When US petrol prices halved in the autumn of 2008 it was the most timely and effective consumer stimulus of the whole financial crisis. Now the price of filling up a car is dropping again, but the US oil industry has changed so much, the effects are not quite as clear-cut.

The shale oil revolution means that the US is no longer just the world's top oil consumer – and thus a beneficiary of falling prices – but the top producer as well. Now when West Texas Intermediate falls from $95 to $75 a barrel, as it did during the past few months, economists have to factor in the hit to producers.

Their broad conclusion is low oil prices will still have a large stimulative effect, helping the US and world economies through a sticky patch, but they could slow the growth of domestic oil production.

"The effect is hugely asymmetric in the short term," said Ian Shepherdson at Pantheon Macroeconomics in New York, because the boost to consumption is so direct, while the hit to producers is delayed.
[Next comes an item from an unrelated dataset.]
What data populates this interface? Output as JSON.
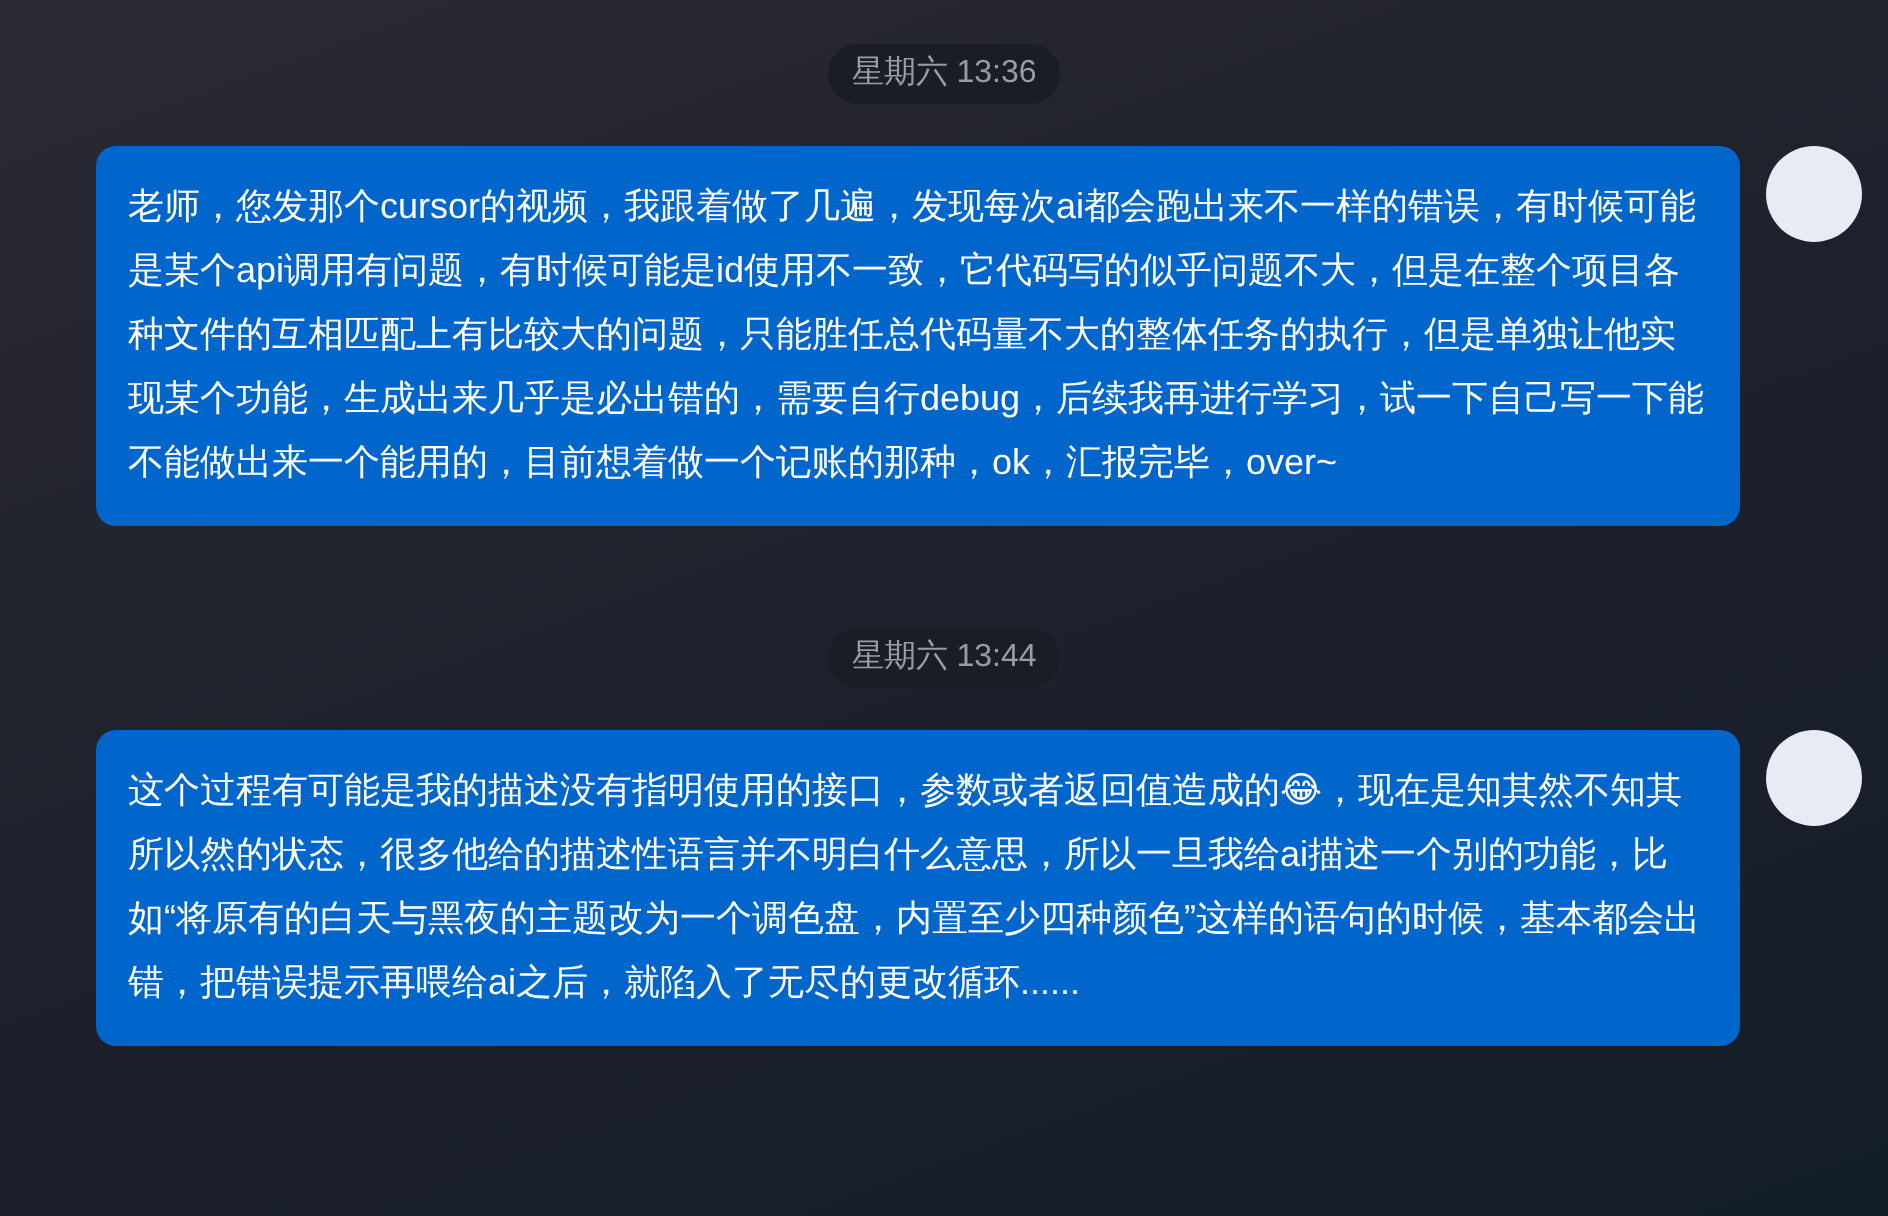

Consumer incomes "really are the be all and end all at this time of year", he said.

The numbers on how a fall in oil prices help US consumers are formidable. The country consumes around 135bn gallons of gasoline a year. The price is down about 20 per cent from $3.50 a gallon in the summer to $2.90 today.
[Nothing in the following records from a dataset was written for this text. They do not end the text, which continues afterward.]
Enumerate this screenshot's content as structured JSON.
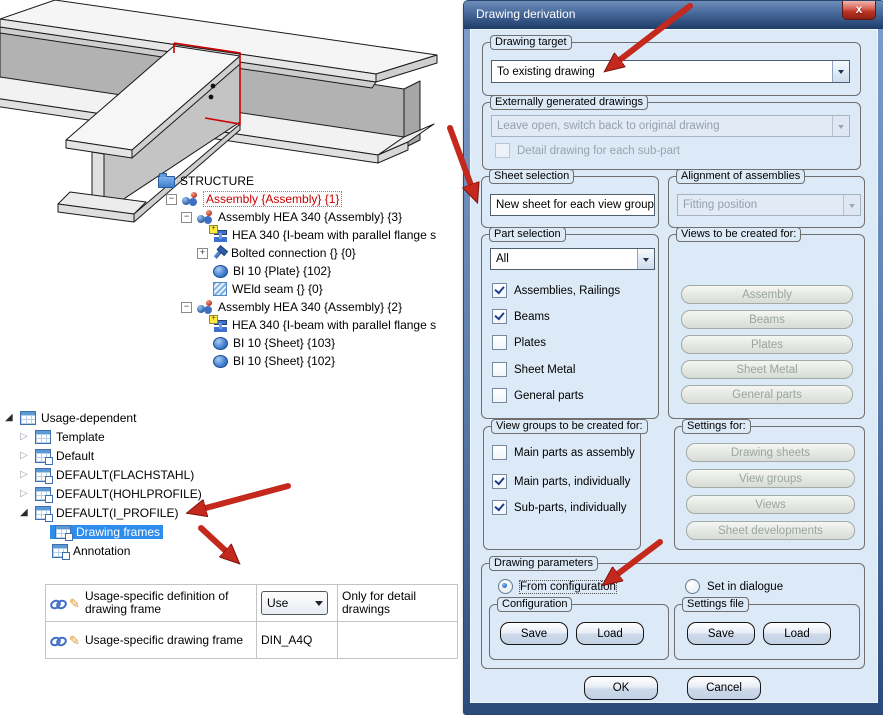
{
  "viewport": {
    "description": "3D view of two steel I-beams joined in a T connection with red highlighted end-plate edges and two bolts"
  },
  "structure_tree": {
    "items": [
      {
        "label": "STRUCTURE"
      },
      {
        "label": "Assembly {Assembly} {1}",
        "selected": true
      },
      {
        "label": "Assembly HEA 340 {Assembly} {3}"
      },
      {
        "label": "HEA 340 {I-beam with parallel flange s"
      },
      {
        "label": "Bolted connection {} {0}"
      },
      {
        "label": "BI 10 {Plate} {102}"
      },
      {
        "label": "WEld seam {} {0}"
      },
      {
        "label": "Assembly HEA 340 {Assembly} {2}"
      },
      {
        "label": "HEA 340 {I-beam with parallel flange s"
      },
      {
        "label": "BI 10 {Sheet} {103}"
      },
      {
        "label": "BI 10 {Sheet} {102}"
      }
    ]
  },
  "usage_tree": {
    "items": [
      {
        "label": "Usage-dependent"
      },
      {
        "label": "Template"
      },
      {
        "label": "Default"
      },
      {
        "label": "DEFAULT(FLACHSTAHL)"
      },
      {
        "label": "DEFAULT(HOHLPROFILE)"
      },
      {
        "label": "DEFAULT(I_PROFILE)"
      },
      {
        "label": "Drawing frames",
        "selected": true
      },
      {
        "label": "Annotation"
      }
    ]
  },
  "table": {
    "rows": [
      {
        "name": "Usage-specific definition of drawing frame",
        "value": "Use",
        "note": "Only for detail drawings"
      },
      {
        "name": "Usage-specific drawing frame",
        "value": "DIN_A4Q",
        "note": ""
      }
    ]
  },
  "dialog": {
    "title": "Drawing derivation",
    "drawing_target": {
      "label": "Drawing target",
      "value": "To existing drawing"
    },
    "external": {
      "label": "Externally generated drawings",
      "value": "Leave open, switch back to original drawing",
      "option": {
        "label": "Detail drawing for each sub-part",
        "checked": false
      }
    },
    "sheet_selection": {
      "label": "Sheet selection",
      "value": "New sheet for each view group"
    },
    "alignment": {
      "label": "Alignment of assemblies",
      "value": "Fitting position"
    },
    "part_selection": {
      "label": "Part selection",
      "value": "All",
      "options": [
        {
          "label": "Assemblies, Railings",
          "checked": true
        },
        {
          "label": "Beams",
          "checked": true
        },
        {
          "label": "Plates",
          "checked": false
        },
        {
          "label": "Sheet Metal",
          "checked": false
        },
        {
          "label": "General parts",
          "checked": false
        }
      ]
    },
    "views_for": {
      "label": "Views to be created for:",
      "buttons": [
        "Assembly",
        "Beams",
        "Plates",
        "Sheet Metal",
        "General parts"
      ]
    },
    "view_groups": {
      "label": "View groups to be created for:",
      "options": [
        {
          "label": "Main parts as assembly",
          "checked": false
        },
        {
          "label": "Main parts, individually",
          "checked": true
        },
        {
          "label": "Sub-parts, individually",
          "checked": true
        }
      ]
    },
    "settings_for": {
      "label": "Settings for:",
      "buttons": [
        "Drawing sheets",
        "View groups",
        "Views",
        "Sheet developments"
      ]
    },
    "drawing_parameters": {
      "label": "Drawing parameters",
      "radios": [
        {
          "label": "From configuration",
          "selected": true
        },
        {
          "label": "Set in dialogue",
          "selected": false
        }
      ],
      "configuration": {
        "label": "Configuration",
        "buttons": [
          "Save",
          "Load"
        ]
      },
      "settings_file": {
        "label": "Settings file",
        "buttons": [
          "Save",
          "Load"
        ]
      }
    },
    "ok": "OK",
    "cancel": "Cancel"
  },
  "colors": {
    "accent_selection": "#2e8ced",
    "highlight_red": "#c5281c",
    "dialog_bg": "#dce9f7",
    "titlebar": "#1d3c68"
  }
}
Multiply the two together and it generates an annualised saving of about $80bn a year. That equals about 0.7 per cent of total US consumption, and it should show up in the fourth quarter as higher real incomes, which people can spend on something else. It is the equivalent of a large, unexpected and instant tax cut.

The consumption effect underpins fourth-quarter growth forecasts of an annualised 2.7 per cent – crucial to keeping the world economy on track at a time when Europe, Japan and some of the biggest emerging markets have stumbled.

On the other side of the ledger, the effects are more diffuse: lower oil prices will affect the profits, investment, tax payments and hiring of fossil fuel companies. After a remarkable surge, US crude oil production is up from 5.4m barrels a day in January 2010 to 8.6m barrels a day this August.

Annualised, $20-a-barrel off the oil price therefore amounts to $63bn less going into the pockets of US oil producers. Some of that will ultimately feed back to consumer incomes, through channels such as lower dividends from oil companies, or higher taxes because state governments get less in oil royalties.

The hit will take a long time to arrive, however; some of it will fall on foreign owners; and almost all will be borne by shareholders – such as rich individuals or savings vehicles – that consume little of their income.

A more immediate channel is investment in shale oil, but while the sector has grown rapidly, analysts at Goldman Sachs put the potential damage at no more than 0.1 per cent of gross domestic product in 2015, based on a 6 per cent decline in oil-related investment.

That could change if the oil price falls much further. "We are getting close to a threshold on oil prices that is too low to continue to support US production and exploration," said Diane Swonk at Mesirow Financial in Chicago.

But Ms Swonk notes that shale technology is still improving rapidly. "My contacts in the industry remind me that the threshold is a moving target and there is much to be done to squeeze costs out in the US," she says.

The US is rapidly becoming an oil power again, but for the foreseeable future, its gasoline-fuelled consumers will mean cheap oil amounts to a stimulus.